The camp erupted in roars; men, women and children who had been attending to cooking, dandling babies, mending tack, tuning instruments, all laughed at her. She flushed. "I have come for the Traveler Queen's help. My mother was poisoned. The Sisters say she might die."
"Who's here?" came a creaky voice from across the clearing.
"The Princess Royal," answered Connin, keeping his eyes on Sedra. "Her family craves a boon, as usual."
"I have never asked anyone for a boon," snapped Sedra.
Connin turned his head over his shoulder. "Mother? Will you speak with her, or shall I send her packing?"
"Don't be so cruel, Connin, the girl's worried about her mama," said the old woman, toddling across the clearing. Connin grabbed a nearby folding stool and helped her onto the seat.
Sedra had never seen a crone so old. Her pate shone white and mottled beneath grizzled hair. Her clawlike hands worked to tie a bandana over her head, until Connin took the kerchief from her and gently fastened it behind. She cocked her chin at Sedra, and her wrinkled face broke into a grin reminiscent of her son's but for the missing teeth. "Well, now! It's the eldest daughter. I haven't seen you since you were a baby, not this close up at any rate. You've turned out well. What's amiss, child?"
"My mother is ill…" Should she call the old woman Your Majesty? Lady? "…ma'am. She's with child, and she's been poisoned."
The Traveler Queen listened as Sedra told the story once again, the old crone's face grave and sympathetic. "It depends upon the poison, child. I might not be able to help her."
Sedra's helplessness concentrated into a flare of anger. "Might not, or will not?"
"Have a care, Princess," growled Connin.
"Every moment we stand here my mother is suffering, every moment we stand here could mean the difference between living and dying!"

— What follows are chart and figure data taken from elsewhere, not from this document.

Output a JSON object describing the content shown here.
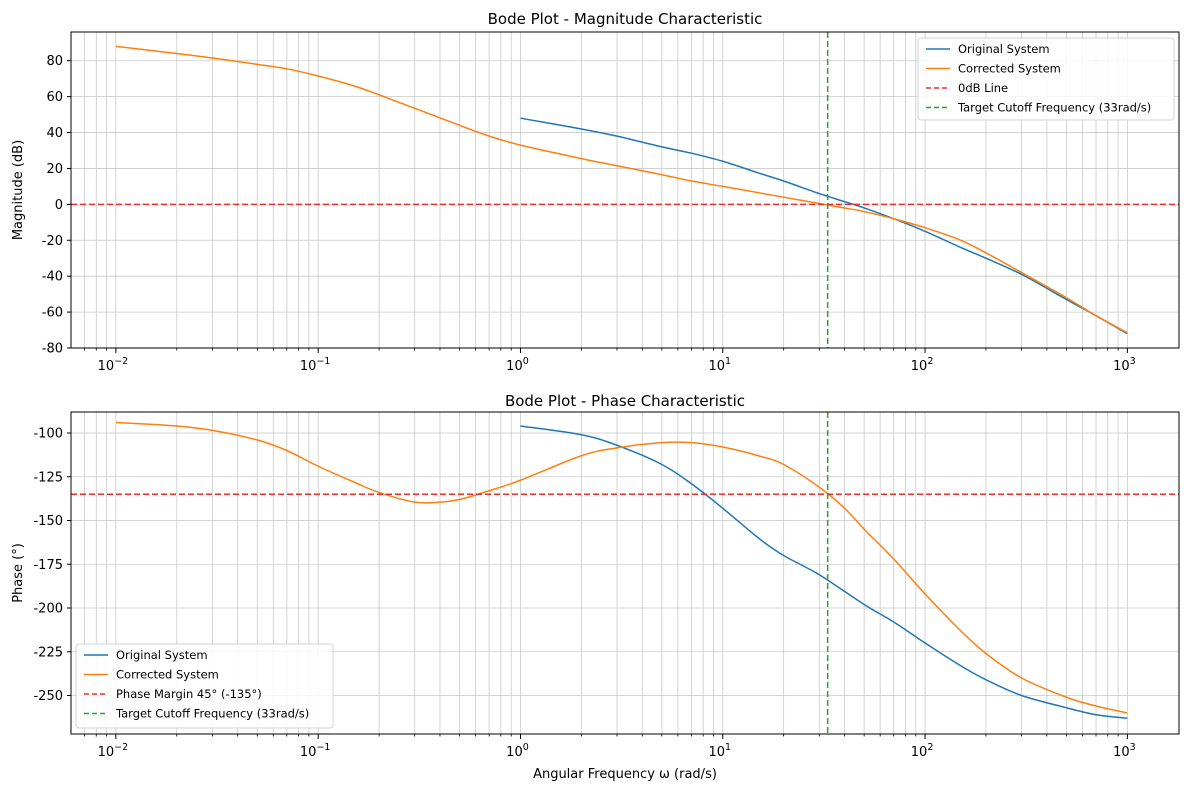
{
  "chart_data": [
    {
      "type": "line",
      "title": "Bode Plot - Magnitude Characteristic",
      "xlabel": "",
      "ylabel": "Magnitude (dB)",
      "xscale": "log",
      "xlim": [
        0.006,
        1800
      ],
      "ylim": [
        -80,
        96
      ],
      "yticks": [
        -80,
        -60,
        -40,
        -20,
        0,
        20,
        40,
        60,
        80
      ],
      "ytick_labels": [
        "-80",
        "-60",
        "-40",
        "-20",
        "0",
        "20",
        "40",
        "60",
        "80"
      ],
      "xtick_labels": [
        {
          "base": "10",
          "exp": "−2"
        },
        {
          "base": "10",
          "exp": "−1"
        },
        {
          "base": "10",
          "exp": "0"
        },
        {
          "base": "10",
          "exp": "1"
        },
        {
          "base": "10",
          "exp": "2"
        },
        {
          "base": "10",
          "exp": "3"
        }
      ],
      "grid": true,
      "legend_position": "top-right",
      "series": [
        {
          "name": "Original System",
          "color": "#1f77b4",
          "style": "solid",
          "points": [
            [
              1,
              48
            ],
            [
              2,
              42
            ],
            [
              3,
              38
            ],
            [
              5,
              32
            ],
            [
              7,
              28.5
            ],
            [
              10,
              24
            ],
            [
              15,
              17.5
            ],
            [
              20,
              13
            ],
            [
              30,
              6
            ],
            [
              40,
              1.5
            ],
            [
              50,
              -2
            ],
            [
              70,
              -8
            ],
            [
              100,
              -15
            ],
            [
              150,
              -24
            ],
            [
              200,
              -30
            ],
            [
              300,
              -39
            ],
            [
              500,
              -53
            ],
            [
              700,
              -62
            ],
            [
              1000,
              -72
            ]
          ]
        },
        {
          "name": "Corrected System",
          "color": "#ff7f0e",
          "style": "solid",
          "points": [
            [
              0.01,
              88
            ],
            [
              0.02,
              84
            ],
            [
              0.03,
              81.5
            ],
            [
              0.05,
              78
            ],
            [
              0.07,
              75.5
            ],
            [
              0.1,
              71.5
            ],
            [
              0.15,
              66
            ],
            [
              0.2,
              61
            ],
            [
              0.3,
              53.5
            ],
            [
              0.5,
              44
            ],
            [
              0.7,
              38
            ],
            [
              1,
              33
            ],
            [
              2,
              25.5
            ],
            [
              3,
              21.5
            ],
            [
              5,
              16.5
            ],
            [
              7,
              13
            ],
            [
              10,
              10
            ],
            [
              15,
              6.5
            ],
            [
              20,
              4
            ],
            [
              30,
              0.5
            ],
            [
              40,
              -2
            ],
            [
              50,
              -4
            ],
            [
              70,
              -8
            ],
            [
              100,
              -13
            ],
            [
              150,
              -20
            ],
            [
              200,
              -27
            ],
            [
              300,
              -38
            ],
            [
              500,
              -52
            ],
            [
              700,
              -62
            ],
            [
              1000,
              -71.5
            ]
          ]
        },
        {
          "name": "0dB Line",
          "color": "#e8312d",
          "style": "dashed",
          "orientation": "horizontal",
          "value": 0
        },
        {
          "name": "Target Cutoff Frequency (33rad/s)",
          "color": "#2ca02c",
          "style": "dashed",
          "orientation": "vertical",
          "value": 33
        }
      ]
    },
    {
      "type": "line",
      "title": "Bode Plot - Phase Characteristic",
      "xlabel": "Angular Frequency ω (rad/s)",
      "ylabel": "Phase (°)",
      "xscale": "log",
      "xlim": [
        0.006,
        1800
      ],
      "ylim": [
        -272,
        -88
      ],
      "yticks": [
        -250,
        -225,
        -200,
        -175,
        -150,
        -125,
        -100
      ],
      "ytick_labels": [
        "-250",
        "-225",
        "-200",
        "-175",
        "-150",
        "-125",
        "-100"
      ],
      "xtick_labels": [
        {
          "base": "10",
          "exp": "−2"
        },
        {
          "base": "10",
          "exp": "−1"
        },
        {
          "base": "10",
          "exp": "0"
        },
        {
          "base": "10",
          "exp": "1"
        },
        {
          "base": "10",
          "exp": "2"
        },
        {
          "base": "10",
          "exp": "3"
        }
      ],
      "grid": true,
      "legend_position": "lower-left",
      "series": [
        {
          "name": "Original System",
          "color": "#1f77b4",
          "style": "solid",
          "points": [
            [
              1,
              -96
            ],
            [
              2,
              -101
            ],
            [
              3,
              -107
            ],
            [
              5,
              -118
            ],
            [
              7,
              -129
            ],
            [
              10,
              -143
            ],
            [
              15,
              -160
            ],
            [
              20,
              -170
            ],
            [
              30,
              -181
            ],
            [
              50,
              -198
            ],
            [
              70,
              -208
            ],
            [
              100,
              -220
            ],
            [
              150,
              -233
            ],
            [
              200,
              -241
            ],
            [
              300,
              -250
            ],
            [
              500,
              -257
            ],
            [
              700,
              -261
            ],
            [
              1000,
              -263
            ]
          ]
        },
        {
          "name": "Corrected System",
          "color": "#ff7f0e",
          "style": "solid",
          "points": [
            [
              0.01,
              -94
            ],
            [
              0.02,
              -96
            ],
            [
              0.03,
              -98.5
            ],
            [
              0.05,
              -104
            ],
            [
              0.07,
              -110
            ],
            [
              0.1,
              -119
            ],
            [
              0.15,
              -128
            ],
            [
              0.2,
              -134
            ],
            [
              0.3,
              -139.5
            ],
            [
              0.4,
              -139.5
            ],
            [
              0.5,
              -138
            ],
            [
              0.7,
              -133
            ],
            [
              1,
              -127
            ],
            [
              2,
              -113
            ],
            [
              3,
              -108.5
            ],
            [
              5,
              -105.5
            ],
            [
              7,
              -105.5
            ],
            [
              10,
              -108
            ],
            [
              15,
              -113
            ],
            [
              20,
              -118
            ],
            [
              30,
              -131
            ],
            [
              40,
              -143
            ],
            [
              50,
              -155
            ],
            [
              70,
              -172
            ],
            [
              100,
              -192
            ],
            [
              150,
              -213
            ],
            [
              200,
              -226
            ],
            [
              300,
              -240
            ],
            [
              500,
              -251
            ],
            [
              700,
              -256
            ],
            [
              1000,
              -260
            ]
          ]
        },
        {
          "name": "Phase Margin 45° (-135°)",
          "color": "#e8312d",
          "style": "dashed",
          "orientation": "horizontal",
          "value": -135
        },
        {
          "name": "Target Cutoff Frequency (33rad/s)",
          "color": "#2ca02c",
          "style": "dashed",
          "orientation": "vertical",
          "value": 33
        }
      ]
    }
  ]
}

The crone spoke so softly Sedra bent down to hear her. "Do you know how many people are dying, right now, just in this Kingdom? Child, Harla gathers up Her harvest every minute." She tapped her withered chest. "I can feel every dying breath, but I feel the first breath of every baby born, as well. So many births, and so many deaths, every moment, day and night. You do not understand what you ask."
"She is my mother! She is my mother and she is your Queen. Come and save her!"
A rumble from the surrounding Travelers. A sharp-eyed man who held his guitar more like a club than an instrument started toward her. "We don't recognize your family's sovereignty, girl. We have our own Queen."
"Jesper, stand down," ordered Connin.
"Will you help me or not!" cried Sedra.
"Connin, help me up," said the Traveler Queen. "Girl, your temper matches your wit--both too great to be controlled at times, I fear."
Sedra pressed her lips together and closed her eyes long enough to pray: Amma give me strength. "So I have been told, ma'am. I can hide my wit when necessary, but sometimes my temper escapes me. Forgive me. Please, just tell me whether you will come. If you will not, I must go home and hope the Sisters have better news. I'm on foot now and it's something of a walk." She remembered her promise. "I have a message for you, from Teacher. I don't know if it's for your ears alone, or…" She trailed off, embarrassed at feeling put-upon when she was the one asking for help.
"He says he loves you, and that the time may be soon."
The old woman took in the color burning on Sedra's cheeks. "A difficult message to deliver. Thank you."
Sedra swallowed a humiliated retort that would ruin any chance of the Queen's cooperation. "I ask you--beg you--one last time, ma'am: will you come?"
"I will come, though it may not do any good," nodded the old crone. "Connin, take us there."
He frowned as he took his mother's elbow. "But the pain--"
"I'm sure there's no risk. Teacher expects me and so is far away by now--Inchar at best, Oldtown at the worst," she chuckled.